Integrative medicine is an approach to pet treatment that combines traditional Western veterinary science with nontraditional, oftentimes ancient Chinese, approaches. Most common is the use of acupuncture, but treatments can include herbal and homeopathic remedies, chiropractic work, massages and diet management.
What sets integrative medicine apart is the blending of multiple disciplines and the willingness of conventional and nonconventional practitioners to work together for the well-being of the animal. Traditional vets, who provide the science-based diagnostic services, blood analysis and the like, work in tandem with nontraditional vets — acupuncture specialists, for example — to come up with an appropriate course of complementary treatment.
The quietly growing acceptance of non-Western medical modalities, as treatments are called, by traditional veterinarians and their powerful American Veterinary Medical Assn. (AVMA) is a very big deal.

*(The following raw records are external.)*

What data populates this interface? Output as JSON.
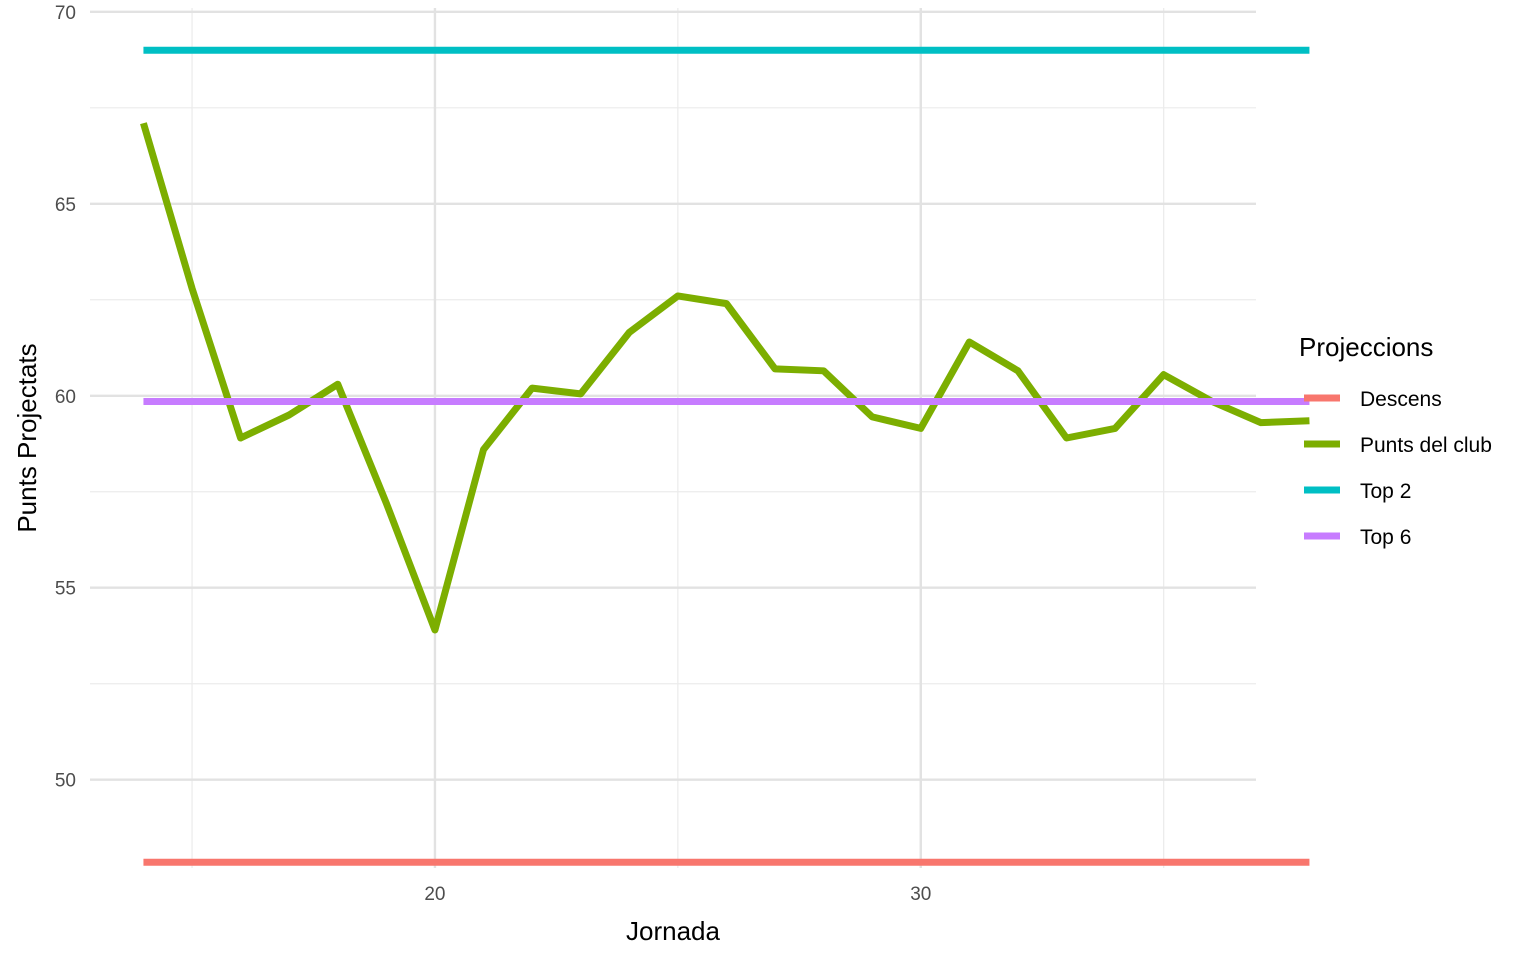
{
  "chart_data": {
    "type": "line",
    "title": "",
    "xlabel": "Jornada",
    "ylabel": "Punts Projectats",
    "xlim": [
      12.9,
      36.9
    ],
    "ylim": [
      47.7,
      70.1
    ],
    "x_ticks": [
      20,
      30
    ],
    "y_ticks": [
      50,
      55,
      60,
      65,
      70
    ],
    "grid": true,
    "legend": {
      "title": "Projeccions",
      "position": "right"
    },
    "series": [
      {
        "name": "Descens",
        "color": "#F8766D",
        "x": [
          14,
          38
        ],
        "y": [
          47.85,
          47.85
        ]
      },
      {
        "name": "Punts del club",
        "color": "#7CAE00",
        "x": [
          14,
          15,
          16,
          17,
          18,
          19,
          20,
          21,
          22,
          23,
          24,
          25,
          26,
          27,
          28,
          29,
          30,
          31,
          32,
          33,
          34,
          35,
          36,
          37,
          38
        ],
        "y": [
          67.1,
          62.8,
          58.9,
          59.5,
          60.3,
          57.2,
          53.9,
          58.6,
          60.2,
          60.05,
          61.65,
          62.6,
          62.4,
          60.7,
          60.65,
          59.45,
          59.15,
          61.4,
          60.65,
          58.9,
          59.15,
          60.55,
          59.85,
          59.3,
          59.35
        ]
      },
      {
        "name": "Top 2",
        "color": "#00BFC4",
        "x": [
          14,
          38
        ],
        "y": [
          69.0,
          69.0
        ]
      },
      {
        "name": "Top 6",
        "color": "#C77CFF",
        "x": [
          14,
          38
        ],
        "y": [
          59.85,
          59.85
        ]
      }
    ]
  }
}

Last year, for the first time, the AVMA admitted to its House of Delegates a member of the American Holistic Veterinary Medical Assn. (AHVMA) and one from the American Academy of Veterinary Acupuncture (AAVA).
Dr. Barbara Royal, president of the AHVMA, notes that a growing number of states are accepting holistic and integrative courses for continuing education credit. Traditional veterinary schools, such as UC Davis and Louisiana State University, are offering programs in integrative medicine, particularly acupuncture, as well as intern- and externships, and research programs.
Acupuncture has shown to be effective not only for pain relief but also irritable bowel issues, diarrhea and edema. Under California law, you must be a vet to administer acupuncture or be under the direct supervision of a vet. Courses rapidly fill up, and there are waiting lists as traditional vets begin to incorporate the training into their practices.
Referrals from traditional vets to nontraditional typically involve an animal who has pretty much exhausted the traditional courses of treatment. That was the case for a nearly paralyzed German shepherd who had been declared neurologically incurable by a prominent veterinarian. Dr. Richard Palmquist watched a New York veterinary acupuncturist — a charlatan, he initially thought — work on the dog. As the top small-animal vet in his class at Colorado State University, Palmquist firmly believed Western medicine “was the pinnacle” and had a robustly antagonistic view of medicine outside that box. After spending a week observing the holistic doctor’s practice, however, “I saw miracle after miracle,” he recalls.
When the shepherd stood up after treatment and walked over to his owner, Palmquist experienced an epiphany. Today, as chief of integrative health services at Centinela Animal Hospital in Inglewood, the wait for Palmquist’s services is long.
“In Los Angeles in particular,” says Palmquist, “we have good integration between specialist and alternative practitioner. The whole goal is not to replace conventional medicine. We just want better tools for everybody.”